Among the bottles of Las Terrassas, Masia Barril and a €200 bottle of Álvaro Palacios’ L’Ermita, are wines for every taste and price range. Lluís also sells wines by the glass, including the vino rancio his family has made for generations using grapes left on the vines to shrivel. These grapes have highly concentrated sugars, and their wine smells like port but is harsher in the mouth.

Scala Dei is a rather sleepy town focused on the production and sale of wines made from the vineyards that threaten to take over the town from all sides. But just a kilometer away is the twelfth-century La Cartoixa D’Escaladei, the first Carthusian monastery founded on the Iberian peninsula.

Priorat owes its name to the monastery, or rather to the monastery’s leader, the prior. The prior ruled over his territory (his priorato) with absolute control, and the monastery was the centre of wealth and power for hundreds of years. It was also the object of resentment and jealousy. When skirmishes in the area forced the monks to abandon the monastery in the mid 1800s, townspeople ransacked it, taking all they could and leaving the enormous, ornate monastery in ruins in a matter of months.

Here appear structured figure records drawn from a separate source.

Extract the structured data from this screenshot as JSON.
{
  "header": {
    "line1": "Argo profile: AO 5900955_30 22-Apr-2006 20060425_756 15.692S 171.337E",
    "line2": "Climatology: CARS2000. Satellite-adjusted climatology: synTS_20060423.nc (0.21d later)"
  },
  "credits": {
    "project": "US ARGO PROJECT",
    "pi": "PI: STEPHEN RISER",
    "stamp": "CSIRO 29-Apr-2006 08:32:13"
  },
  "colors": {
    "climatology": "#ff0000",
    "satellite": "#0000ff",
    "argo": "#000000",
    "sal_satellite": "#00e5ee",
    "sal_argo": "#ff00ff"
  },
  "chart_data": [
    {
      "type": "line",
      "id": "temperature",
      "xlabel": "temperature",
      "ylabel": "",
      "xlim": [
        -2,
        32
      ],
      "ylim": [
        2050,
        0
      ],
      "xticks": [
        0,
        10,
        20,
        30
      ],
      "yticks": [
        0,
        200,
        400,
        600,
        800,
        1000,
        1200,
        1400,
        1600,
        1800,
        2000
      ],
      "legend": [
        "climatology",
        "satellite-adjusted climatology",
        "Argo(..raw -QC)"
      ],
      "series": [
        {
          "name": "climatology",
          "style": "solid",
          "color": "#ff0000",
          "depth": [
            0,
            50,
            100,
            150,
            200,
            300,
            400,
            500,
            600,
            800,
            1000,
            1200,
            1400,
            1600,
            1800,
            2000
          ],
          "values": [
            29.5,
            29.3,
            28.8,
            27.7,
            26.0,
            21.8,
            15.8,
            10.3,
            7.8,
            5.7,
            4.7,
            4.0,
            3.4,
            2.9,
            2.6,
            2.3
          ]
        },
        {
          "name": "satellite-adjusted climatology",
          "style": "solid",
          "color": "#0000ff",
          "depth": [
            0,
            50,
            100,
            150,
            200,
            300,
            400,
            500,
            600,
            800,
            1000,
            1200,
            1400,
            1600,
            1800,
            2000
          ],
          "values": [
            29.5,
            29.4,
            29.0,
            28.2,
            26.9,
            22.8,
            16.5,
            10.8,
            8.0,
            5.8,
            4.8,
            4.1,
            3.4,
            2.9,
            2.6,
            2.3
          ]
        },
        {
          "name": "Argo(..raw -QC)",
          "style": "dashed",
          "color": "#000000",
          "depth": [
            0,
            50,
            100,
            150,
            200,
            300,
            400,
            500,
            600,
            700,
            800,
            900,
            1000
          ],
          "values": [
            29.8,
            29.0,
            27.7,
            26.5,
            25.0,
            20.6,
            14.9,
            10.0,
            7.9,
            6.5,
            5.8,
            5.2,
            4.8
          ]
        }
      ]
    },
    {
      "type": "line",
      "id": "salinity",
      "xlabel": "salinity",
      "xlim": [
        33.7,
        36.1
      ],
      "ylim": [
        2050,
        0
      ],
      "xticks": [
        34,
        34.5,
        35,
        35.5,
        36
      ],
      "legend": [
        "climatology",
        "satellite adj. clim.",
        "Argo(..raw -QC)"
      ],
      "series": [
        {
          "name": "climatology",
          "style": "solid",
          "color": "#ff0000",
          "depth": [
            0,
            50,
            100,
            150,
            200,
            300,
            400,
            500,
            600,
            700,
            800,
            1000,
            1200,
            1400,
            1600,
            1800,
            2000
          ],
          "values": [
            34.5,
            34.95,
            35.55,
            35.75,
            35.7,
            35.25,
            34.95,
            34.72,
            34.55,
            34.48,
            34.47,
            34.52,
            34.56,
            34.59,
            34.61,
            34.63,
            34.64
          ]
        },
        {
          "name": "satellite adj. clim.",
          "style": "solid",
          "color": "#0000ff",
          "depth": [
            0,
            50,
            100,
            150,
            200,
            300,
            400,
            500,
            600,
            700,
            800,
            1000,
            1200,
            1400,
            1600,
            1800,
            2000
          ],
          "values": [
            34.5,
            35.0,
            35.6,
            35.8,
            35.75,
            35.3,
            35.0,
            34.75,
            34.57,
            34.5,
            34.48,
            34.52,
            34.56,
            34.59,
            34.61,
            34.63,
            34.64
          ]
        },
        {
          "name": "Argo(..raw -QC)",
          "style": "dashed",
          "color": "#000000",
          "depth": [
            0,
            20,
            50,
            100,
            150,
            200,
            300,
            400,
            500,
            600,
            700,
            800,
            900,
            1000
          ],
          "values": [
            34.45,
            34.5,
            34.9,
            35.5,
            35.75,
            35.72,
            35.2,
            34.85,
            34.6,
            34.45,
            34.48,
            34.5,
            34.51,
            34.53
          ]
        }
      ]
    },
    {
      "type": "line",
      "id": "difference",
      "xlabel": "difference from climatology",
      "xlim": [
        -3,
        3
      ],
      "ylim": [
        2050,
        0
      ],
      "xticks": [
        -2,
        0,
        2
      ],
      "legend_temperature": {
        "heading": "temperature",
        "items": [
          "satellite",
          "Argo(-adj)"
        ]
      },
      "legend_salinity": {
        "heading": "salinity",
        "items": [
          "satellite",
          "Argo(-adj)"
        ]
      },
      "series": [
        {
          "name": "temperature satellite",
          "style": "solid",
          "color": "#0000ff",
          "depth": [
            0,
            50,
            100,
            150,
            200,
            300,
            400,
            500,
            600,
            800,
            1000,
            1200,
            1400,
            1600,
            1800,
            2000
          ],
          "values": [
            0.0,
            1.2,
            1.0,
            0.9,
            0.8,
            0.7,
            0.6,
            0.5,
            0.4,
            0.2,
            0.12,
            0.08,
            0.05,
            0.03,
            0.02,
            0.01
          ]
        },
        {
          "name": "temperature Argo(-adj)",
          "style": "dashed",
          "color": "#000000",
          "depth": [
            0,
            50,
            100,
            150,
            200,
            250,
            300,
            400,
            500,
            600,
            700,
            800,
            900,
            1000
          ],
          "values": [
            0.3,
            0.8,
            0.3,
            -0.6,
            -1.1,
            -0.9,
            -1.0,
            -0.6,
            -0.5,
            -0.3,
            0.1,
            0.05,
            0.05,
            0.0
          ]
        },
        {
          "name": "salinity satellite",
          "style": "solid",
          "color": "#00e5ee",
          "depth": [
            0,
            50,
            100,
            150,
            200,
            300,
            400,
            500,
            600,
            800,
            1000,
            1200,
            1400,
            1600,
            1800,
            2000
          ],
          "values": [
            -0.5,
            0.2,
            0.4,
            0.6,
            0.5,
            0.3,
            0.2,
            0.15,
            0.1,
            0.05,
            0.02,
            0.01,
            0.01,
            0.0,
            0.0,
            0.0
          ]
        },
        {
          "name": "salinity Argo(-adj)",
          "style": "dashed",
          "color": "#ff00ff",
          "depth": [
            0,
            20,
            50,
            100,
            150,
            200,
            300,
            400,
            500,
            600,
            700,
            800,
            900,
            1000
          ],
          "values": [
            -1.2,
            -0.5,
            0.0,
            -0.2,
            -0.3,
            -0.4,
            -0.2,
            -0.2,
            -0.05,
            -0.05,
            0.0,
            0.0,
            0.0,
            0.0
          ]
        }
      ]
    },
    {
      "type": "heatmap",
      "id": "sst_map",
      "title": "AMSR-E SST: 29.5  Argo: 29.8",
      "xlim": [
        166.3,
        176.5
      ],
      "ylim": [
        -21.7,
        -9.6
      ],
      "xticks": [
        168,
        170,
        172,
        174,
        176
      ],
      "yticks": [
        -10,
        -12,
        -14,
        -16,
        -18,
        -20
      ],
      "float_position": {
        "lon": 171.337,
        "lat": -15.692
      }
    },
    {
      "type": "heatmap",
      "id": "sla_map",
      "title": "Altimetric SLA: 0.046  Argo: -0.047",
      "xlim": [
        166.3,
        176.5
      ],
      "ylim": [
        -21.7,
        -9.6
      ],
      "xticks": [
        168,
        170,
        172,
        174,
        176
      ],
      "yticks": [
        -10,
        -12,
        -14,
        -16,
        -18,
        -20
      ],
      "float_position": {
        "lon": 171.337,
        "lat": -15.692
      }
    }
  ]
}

Now regular guided visits to these ruins reveal another piece of Priorat’s history. Though modern techniques now characterise the wine and agriculture industries here, Priorat is as dependent as ever on the land itself. My visit in 2002 didn’t differ all that much from a what a visit a hundred years ago would have been like; a look at vineyards stretched along hillsides, tasting wines drawn from wooden barrels, a pilgrimage to a monastery along the way.

The naturally slow process of making wine surely has something to do with Priorat’s slow process of change; until someone invents a grape that grows overnight, a visit in a hundred more years probably won’t be very different.